After obtaining the caller's first name, Kenworthy said she asked for the caller's last name.
"She wouldn't answer that question, and I asked again, 'What's your last name?' And I kinda thought something was up with this. It wasn't a legitimate call, so I disconnected the call," Kenworthy said.
However, the phone conversation wasn't quite finished.
"She called back and told me her last name, and I told her that I would be happy to call the sheriff's office for her and send a deputy to come get her," Kenworthy said, "She said, 'No, no. I just need you to come pick me up.' I said, 'I can't do that.' And she hung up, and I never got another call."
On their Facebook post, the sheriff's office said they're not sure what the motive is behind the calls, as there was never discussion of money.
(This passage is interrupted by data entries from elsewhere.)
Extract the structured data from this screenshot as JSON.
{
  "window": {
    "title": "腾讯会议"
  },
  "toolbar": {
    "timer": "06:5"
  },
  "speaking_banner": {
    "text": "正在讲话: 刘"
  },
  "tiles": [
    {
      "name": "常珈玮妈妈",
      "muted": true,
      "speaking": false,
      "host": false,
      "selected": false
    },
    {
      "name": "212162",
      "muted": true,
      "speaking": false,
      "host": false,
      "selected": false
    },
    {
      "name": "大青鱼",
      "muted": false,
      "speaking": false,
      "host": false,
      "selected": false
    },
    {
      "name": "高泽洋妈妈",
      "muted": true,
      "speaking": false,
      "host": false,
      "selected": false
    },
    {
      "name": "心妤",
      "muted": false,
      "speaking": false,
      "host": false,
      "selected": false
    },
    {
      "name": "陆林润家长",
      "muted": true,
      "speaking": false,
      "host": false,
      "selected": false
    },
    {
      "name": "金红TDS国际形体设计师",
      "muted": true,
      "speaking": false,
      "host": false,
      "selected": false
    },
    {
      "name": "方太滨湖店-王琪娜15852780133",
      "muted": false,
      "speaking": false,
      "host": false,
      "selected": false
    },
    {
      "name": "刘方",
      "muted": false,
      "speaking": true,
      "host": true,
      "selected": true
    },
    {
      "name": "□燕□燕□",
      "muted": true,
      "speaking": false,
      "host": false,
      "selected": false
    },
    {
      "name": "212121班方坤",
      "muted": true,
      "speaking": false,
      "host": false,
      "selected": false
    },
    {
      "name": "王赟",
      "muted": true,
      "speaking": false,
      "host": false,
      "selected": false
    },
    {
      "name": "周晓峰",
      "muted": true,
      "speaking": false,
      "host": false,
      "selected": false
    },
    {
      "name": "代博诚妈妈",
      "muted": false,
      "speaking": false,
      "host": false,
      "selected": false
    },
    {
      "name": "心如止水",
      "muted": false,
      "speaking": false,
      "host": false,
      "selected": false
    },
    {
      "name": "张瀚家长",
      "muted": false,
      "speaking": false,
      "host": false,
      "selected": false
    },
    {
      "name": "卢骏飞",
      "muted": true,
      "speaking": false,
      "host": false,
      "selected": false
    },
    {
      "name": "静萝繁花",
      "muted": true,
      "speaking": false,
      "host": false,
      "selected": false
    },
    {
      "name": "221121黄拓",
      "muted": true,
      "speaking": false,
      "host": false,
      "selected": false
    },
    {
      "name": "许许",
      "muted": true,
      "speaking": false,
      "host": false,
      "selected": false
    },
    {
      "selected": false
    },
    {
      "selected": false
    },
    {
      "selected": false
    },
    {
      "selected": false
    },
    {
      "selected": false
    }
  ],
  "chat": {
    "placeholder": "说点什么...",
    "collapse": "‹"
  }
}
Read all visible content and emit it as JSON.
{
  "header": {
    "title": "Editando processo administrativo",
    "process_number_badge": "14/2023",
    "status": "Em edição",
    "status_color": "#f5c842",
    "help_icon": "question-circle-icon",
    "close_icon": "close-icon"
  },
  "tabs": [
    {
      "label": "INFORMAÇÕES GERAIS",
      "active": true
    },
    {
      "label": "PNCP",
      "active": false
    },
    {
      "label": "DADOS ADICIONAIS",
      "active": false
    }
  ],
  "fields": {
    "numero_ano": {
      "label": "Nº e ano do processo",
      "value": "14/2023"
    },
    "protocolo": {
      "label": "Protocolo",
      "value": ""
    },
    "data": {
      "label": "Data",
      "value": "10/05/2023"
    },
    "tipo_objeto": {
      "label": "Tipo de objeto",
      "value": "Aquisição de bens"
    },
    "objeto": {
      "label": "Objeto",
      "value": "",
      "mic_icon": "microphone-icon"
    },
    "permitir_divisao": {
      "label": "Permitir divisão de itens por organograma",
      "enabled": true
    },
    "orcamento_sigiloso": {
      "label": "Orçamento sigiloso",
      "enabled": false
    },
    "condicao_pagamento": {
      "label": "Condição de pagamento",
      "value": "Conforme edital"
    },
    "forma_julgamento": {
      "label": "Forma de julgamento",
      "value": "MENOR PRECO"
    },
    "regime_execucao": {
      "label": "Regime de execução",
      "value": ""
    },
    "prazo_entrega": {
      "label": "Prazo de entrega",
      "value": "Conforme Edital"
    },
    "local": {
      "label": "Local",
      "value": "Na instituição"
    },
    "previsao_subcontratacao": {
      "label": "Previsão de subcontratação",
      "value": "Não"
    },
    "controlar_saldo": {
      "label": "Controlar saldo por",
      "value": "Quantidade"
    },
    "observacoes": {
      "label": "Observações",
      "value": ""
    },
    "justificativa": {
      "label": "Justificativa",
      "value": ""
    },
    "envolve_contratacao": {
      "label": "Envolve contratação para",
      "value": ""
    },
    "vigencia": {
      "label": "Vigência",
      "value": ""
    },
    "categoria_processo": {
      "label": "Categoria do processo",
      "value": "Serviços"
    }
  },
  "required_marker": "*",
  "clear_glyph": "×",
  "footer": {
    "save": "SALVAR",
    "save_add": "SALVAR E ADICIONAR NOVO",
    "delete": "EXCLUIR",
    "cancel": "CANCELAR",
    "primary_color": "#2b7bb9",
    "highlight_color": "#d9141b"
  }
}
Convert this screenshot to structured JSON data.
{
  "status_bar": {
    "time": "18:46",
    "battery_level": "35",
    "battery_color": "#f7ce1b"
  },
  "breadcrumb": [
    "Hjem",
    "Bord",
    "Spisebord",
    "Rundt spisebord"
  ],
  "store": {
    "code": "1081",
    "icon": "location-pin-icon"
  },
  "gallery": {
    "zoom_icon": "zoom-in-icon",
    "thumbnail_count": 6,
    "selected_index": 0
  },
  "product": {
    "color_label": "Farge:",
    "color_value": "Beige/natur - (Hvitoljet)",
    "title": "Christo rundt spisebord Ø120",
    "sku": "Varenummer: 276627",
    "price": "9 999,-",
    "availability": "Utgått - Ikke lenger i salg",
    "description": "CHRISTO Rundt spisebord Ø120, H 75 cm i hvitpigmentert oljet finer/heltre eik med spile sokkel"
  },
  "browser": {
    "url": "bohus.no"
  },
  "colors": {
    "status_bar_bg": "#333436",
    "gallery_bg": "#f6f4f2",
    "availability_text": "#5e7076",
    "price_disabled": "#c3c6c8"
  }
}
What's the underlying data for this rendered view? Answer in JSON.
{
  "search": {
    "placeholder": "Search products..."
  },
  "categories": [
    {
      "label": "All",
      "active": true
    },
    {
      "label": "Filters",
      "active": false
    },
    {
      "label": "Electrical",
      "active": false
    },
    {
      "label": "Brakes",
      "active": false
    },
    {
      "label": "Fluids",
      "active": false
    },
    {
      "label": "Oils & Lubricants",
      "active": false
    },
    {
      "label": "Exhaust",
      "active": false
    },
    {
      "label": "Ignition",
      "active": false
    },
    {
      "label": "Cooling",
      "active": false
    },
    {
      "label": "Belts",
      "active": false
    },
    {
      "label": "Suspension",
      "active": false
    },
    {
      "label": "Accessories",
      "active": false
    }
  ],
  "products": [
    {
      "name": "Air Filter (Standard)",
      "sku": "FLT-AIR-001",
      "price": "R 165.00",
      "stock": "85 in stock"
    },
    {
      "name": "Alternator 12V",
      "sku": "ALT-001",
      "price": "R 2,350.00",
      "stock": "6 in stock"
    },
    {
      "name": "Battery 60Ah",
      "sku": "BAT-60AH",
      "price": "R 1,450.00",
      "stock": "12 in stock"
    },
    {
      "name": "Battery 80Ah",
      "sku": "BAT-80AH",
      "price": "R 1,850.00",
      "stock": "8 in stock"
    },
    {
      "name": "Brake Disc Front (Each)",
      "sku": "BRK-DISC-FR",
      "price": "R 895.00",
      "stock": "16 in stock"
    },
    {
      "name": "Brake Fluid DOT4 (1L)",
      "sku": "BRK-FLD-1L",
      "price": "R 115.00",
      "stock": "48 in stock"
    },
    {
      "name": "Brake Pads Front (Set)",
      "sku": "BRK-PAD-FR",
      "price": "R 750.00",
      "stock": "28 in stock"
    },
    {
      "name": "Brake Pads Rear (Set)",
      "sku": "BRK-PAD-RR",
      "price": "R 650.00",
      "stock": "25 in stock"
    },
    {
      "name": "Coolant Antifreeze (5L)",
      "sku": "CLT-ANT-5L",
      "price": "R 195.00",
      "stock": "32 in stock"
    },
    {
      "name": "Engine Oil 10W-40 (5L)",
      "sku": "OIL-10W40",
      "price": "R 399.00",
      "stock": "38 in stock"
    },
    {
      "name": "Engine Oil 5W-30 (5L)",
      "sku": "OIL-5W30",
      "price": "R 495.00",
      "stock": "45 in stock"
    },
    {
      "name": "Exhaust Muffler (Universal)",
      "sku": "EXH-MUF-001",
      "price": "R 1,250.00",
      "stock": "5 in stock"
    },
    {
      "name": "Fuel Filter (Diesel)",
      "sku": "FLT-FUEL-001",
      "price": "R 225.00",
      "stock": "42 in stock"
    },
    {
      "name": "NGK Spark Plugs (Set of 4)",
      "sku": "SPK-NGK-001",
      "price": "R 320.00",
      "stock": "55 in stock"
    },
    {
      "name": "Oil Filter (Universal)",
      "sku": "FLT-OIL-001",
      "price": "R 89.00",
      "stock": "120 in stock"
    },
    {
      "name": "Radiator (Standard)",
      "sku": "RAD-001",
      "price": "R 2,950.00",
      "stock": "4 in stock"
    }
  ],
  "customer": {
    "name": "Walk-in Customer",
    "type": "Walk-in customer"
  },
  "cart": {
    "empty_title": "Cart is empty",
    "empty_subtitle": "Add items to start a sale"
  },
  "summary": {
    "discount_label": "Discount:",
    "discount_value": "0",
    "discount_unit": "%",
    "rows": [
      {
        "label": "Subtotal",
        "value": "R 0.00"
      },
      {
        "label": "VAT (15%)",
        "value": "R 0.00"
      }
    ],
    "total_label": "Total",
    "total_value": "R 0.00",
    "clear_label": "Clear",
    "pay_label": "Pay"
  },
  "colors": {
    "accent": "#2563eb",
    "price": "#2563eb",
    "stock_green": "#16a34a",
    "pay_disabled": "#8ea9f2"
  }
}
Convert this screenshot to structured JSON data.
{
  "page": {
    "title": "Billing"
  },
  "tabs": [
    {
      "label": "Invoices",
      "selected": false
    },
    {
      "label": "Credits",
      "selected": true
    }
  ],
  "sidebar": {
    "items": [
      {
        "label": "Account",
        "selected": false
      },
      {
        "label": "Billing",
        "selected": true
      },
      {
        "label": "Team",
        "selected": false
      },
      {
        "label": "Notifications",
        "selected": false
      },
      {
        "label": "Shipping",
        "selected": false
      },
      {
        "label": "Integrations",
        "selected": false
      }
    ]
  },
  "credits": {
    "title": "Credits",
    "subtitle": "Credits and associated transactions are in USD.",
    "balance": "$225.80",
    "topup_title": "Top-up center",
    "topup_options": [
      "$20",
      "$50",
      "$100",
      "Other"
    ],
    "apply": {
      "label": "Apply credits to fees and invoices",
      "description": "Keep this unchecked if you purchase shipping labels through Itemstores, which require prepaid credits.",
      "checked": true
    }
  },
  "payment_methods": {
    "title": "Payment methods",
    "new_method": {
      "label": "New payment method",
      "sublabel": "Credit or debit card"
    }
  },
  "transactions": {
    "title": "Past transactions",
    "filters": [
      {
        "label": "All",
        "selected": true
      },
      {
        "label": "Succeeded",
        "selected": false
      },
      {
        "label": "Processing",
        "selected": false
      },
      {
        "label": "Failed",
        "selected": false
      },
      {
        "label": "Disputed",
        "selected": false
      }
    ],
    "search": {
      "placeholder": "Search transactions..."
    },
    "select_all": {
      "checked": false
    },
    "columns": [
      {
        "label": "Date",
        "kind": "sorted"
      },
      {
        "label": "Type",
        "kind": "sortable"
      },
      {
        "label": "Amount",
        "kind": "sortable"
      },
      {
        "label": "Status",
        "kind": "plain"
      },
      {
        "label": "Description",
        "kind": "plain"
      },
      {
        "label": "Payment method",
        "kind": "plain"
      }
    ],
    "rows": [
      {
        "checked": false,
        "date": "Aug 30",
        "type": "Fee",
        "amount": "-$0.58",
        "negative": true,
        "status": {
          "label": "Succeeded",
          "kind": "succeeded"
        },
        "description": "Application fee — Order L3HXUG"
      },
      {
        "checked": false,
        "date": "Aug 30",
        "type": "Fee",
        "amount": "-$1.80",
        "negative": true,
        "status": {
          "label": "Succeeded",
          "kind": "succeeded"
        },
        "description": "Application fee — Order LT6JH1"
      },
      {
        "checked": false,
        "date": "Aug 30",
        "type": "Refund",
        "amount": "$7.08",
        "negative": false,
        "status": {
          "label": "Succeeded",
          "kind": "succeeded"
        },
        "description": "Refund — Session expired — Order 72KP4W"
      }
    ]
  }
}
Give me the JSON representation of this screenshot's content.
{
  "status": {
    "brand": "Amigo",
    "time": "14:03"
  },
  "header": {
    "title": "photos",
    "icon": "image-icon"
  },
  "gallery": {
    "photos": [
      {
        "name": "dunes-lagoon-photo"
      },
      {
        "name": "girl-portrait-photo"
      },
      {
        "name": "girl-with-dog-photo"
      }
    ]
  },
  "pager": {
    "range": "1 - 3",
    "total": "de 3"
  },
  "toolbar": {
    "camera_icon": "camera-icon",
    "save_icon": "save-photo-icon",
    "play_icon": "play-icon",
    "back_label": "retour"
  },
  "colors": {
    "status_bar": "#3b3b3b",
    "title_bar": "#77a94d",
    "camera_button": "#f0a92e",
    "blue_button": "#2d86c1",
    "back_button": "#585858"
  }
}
"It made me just a little nervous because it was a name of one of our patrons when she gave me the first and the last name, so there was some concern," Kenworthy said. "I did call that patron and said, 'You know, I just got kind of a funny call. Is everything OK? Are you alright? Did you call here?' And she said, 'No, it wasn't me. I'm fine.'"
Still, Kenworthy said it made her uncomfortable enough to report it.
Library workers said they don't know the call-back phone number because they don't have caller ID. Others who received similar calls said they believe the call was made from Mexico due to the amount of digits in the call-back phone numbers.
However, the sheriff's office said the conversations were kept short by the caller, and that the call-back numbers were either blocked or spoofed.
Anyone who has received similar calls is asked to report them to local law enforcement.